Conférence plénière du 1er Congrès international francophone des Ressources humaines organisé par l’ANDRH au CNIT

Discours de François Rebsamen, prononcé par Emmanuelle Wargon

Monsieur le Président de l’ANDRH,

Mesdames et messieurs les DRH,

Mesdames et messieurs,

Ma présence étant requise au Sénat pour l’examen de mon projet de loi Dialogue social et emploi, je ne peux être parmi vous ce matin pour ce premier Congrès international francophone des ressources humaines organisé en France. Croyez que je le regrette profondément.
J’ai tenu néanmoins à vous adresser ce message par Emmanuelle Wargon, qui, j’en suis certain s’en acquittera très bien.

Je veux tout d’abord saluer l’importance de l’évènement à sa juste valeur, car la réunion pendant deux jours des professionnels des ressources humaines venus des quatre coins du globe va permettre un partage de compétences, d’expériences, de visions, et de pratiques d’un intérêt majeur pour votre profession, par delà les spécificités du droit du travail de chaque pays.


1. Pour moi le directeur des ressources humaines a un rôle stratégique dans l’entreprise. Et ce rôle stratégique, il doit aussi le jouer dans les politiques publiques du travail et de l’emploi, qu’elles soient définies au niveau international ou national.

Une entreprise est avant tout la somme des femmes et des hommes qui la composent, elle est une collectivité humaine, engagée dans un projet partagé. Elle porte des valeurs. Ce que l’on appelle la culture d’entreprise, cette sorte d’ADN qui la distingue des autres, c’est justement cela.

Or vous le savez, l’un des problèmes majeurs de l’économie mondiale, c’est aujourd’hui l’investissement. Et quand on parle d’investissement, on désigne trop souvent la forme financière ou matérielle du capital. Or, une entreprise qui rayonne, une entreprise qui attire, une entreprise qui innove, une entreprise qui réagit aux imprévus et aux difficultés, c’est une entreprise qui investit dans le capital humain. De quel investissement parle-t-on ici ?

  • de la formation pour avoir les compétences nécessaires,
  • de la gestion des mobilités et des talents, pour avoir les bonnes personnes au bon poste,
  • du management pour qu’elles soient mobilisées au plus fort de leur potentiel.

Les ressources humaines, c’est cette fonction particulière qui garantit à la fois la cohésion interne et l’ouverture sur l’extérieur.

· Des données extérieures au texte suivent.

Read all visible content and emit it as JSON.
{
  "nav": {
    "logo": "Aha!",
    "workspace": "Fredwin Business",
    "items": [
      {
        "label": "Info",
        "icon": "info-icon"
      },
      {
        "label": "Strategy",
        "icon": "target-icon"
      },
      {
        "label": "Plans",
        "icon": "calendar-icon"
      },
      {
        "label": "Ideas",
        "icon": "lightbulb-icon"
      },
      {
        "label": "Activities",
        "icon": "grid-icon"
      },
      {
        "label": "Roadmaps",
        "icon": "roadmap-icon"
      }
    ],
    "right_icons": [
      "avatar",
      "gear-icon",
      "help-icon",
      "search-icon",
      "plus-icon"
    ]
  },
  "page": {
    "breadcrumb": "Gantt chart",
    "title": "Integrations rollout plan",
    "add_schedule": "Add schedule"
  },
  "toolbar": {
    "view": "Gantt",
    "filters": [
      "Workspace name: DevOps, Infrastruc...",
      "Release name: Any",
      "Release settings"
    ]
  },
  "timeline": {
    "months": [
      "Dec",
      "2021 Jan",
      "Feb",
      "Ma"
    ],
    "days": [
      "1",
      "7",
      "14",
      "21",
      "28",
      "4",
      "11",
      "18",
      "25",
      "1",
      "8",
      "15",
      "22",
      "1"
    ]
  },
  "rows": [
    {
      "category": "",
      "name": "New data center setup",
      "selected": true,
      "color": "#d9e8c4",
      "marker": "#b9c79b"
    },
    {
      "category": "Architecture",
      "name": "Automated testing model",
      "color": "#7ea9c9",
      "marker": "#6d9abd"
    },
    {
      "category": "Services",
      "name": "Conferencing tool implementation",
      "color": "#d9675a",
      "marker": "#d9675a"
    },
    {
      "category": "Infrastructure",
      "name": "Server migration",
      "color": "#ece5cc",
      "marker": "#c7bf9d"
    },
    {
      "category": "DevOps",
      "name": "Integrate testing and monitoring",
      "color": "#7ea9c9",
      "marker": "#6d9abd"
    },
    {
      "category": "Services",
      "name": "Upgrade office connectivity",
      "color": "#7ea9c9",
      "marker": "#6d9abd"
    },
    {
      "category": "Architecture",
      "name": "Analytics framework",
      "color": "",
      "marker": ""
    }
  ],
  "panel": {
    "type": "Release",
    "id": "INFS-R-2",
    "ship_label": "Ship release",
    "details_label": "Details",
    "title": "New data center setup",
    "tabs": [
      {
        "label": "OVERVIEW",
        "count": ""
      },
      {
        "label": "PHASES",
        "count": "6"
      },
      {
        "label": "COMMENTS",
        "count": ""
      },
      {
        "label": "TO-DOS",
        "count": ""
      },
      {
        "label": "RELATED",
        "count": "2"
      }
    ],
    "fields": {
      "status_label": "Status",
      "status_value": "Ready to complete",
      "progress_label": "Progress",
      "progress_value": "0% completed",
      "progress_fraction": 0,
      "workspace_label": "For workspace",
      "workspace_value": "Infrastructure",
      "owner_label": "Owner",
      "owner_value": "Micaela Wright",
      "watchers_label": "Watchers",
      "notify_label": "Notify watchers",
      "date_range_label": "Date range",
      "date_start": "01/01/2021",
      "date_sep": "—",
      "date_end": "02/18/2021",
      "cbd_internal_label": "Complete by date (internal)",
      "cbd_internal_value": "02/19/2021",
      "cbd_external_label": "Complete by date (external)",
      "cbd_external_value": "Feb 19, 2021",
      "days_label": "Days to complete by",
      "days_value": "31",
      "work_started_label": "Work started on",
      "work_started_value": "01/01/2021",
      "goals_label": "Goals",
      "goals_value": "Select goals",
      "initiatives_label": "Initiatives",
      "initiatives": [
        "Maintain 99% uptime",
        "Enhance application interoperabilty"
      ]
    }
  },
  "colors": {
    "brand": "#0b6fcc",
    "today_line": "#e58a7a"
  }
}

Tout l’enjeu est que l’entreprise ne soit pas une forteresse repliée sur elle-même, mais qu’elle échange en permanence avec la société, avec son environnement national et international, et avec les pouvoirs publics. Ce rapport harmonieux de l’entreprise avec l’extérieur est un autre gage de sa performance, et c’est à vous de l’instaurer.

Vous n’êtes pas seulement là pour gérer les processus « RH » (la paie, les contrats ou la formation), ou pour apaiser les relations sociales. On vous enferme, vous vous enfermez trop souvent dans ces rôles, d’ailleurs bien difficiles. Vous êtes aussi là pour développer les talents, pour accompagner des femmes et des hommes qui sont une ressource et un levier essentiels de compétitivité, de créativité, de réactivité de l’entreprise.

Prenons la réforme de la formation professionnelle en France, car c’est un exemple frappant.

L’objectif de la réforme est de transformer l’approche que les entreprises avaient de la formation professionnelle, en passant d’un statut d’obligation de dépenser à une fonction d’investissement stratégique. L’entreprise est ainsi amenée à identifier ses besoins, à justifier sa dépense, et à démontrer les résultats de la formation. Et par conséquent, à se poser les bonnes questions : « De quelles compétences ai-je besoin aujourd’hui ? » « Et demain ? ». Et pour cela, elle est amenée à se projeter vers l’avenir, à identifier les enjeux, qui lui donneront dans dix, vingt, trente ans, un avantage stratégique par rapport à ses concurrents.
Et le rôle des DRH est là encore central et exigeant : il consiste à trouver le juste équilibre entre stratégie de l’entreprise, dialogue managérial et construction d’une offre de formation, tout à la fois utile à l’entreprise et correspondant aux aspirations des individus.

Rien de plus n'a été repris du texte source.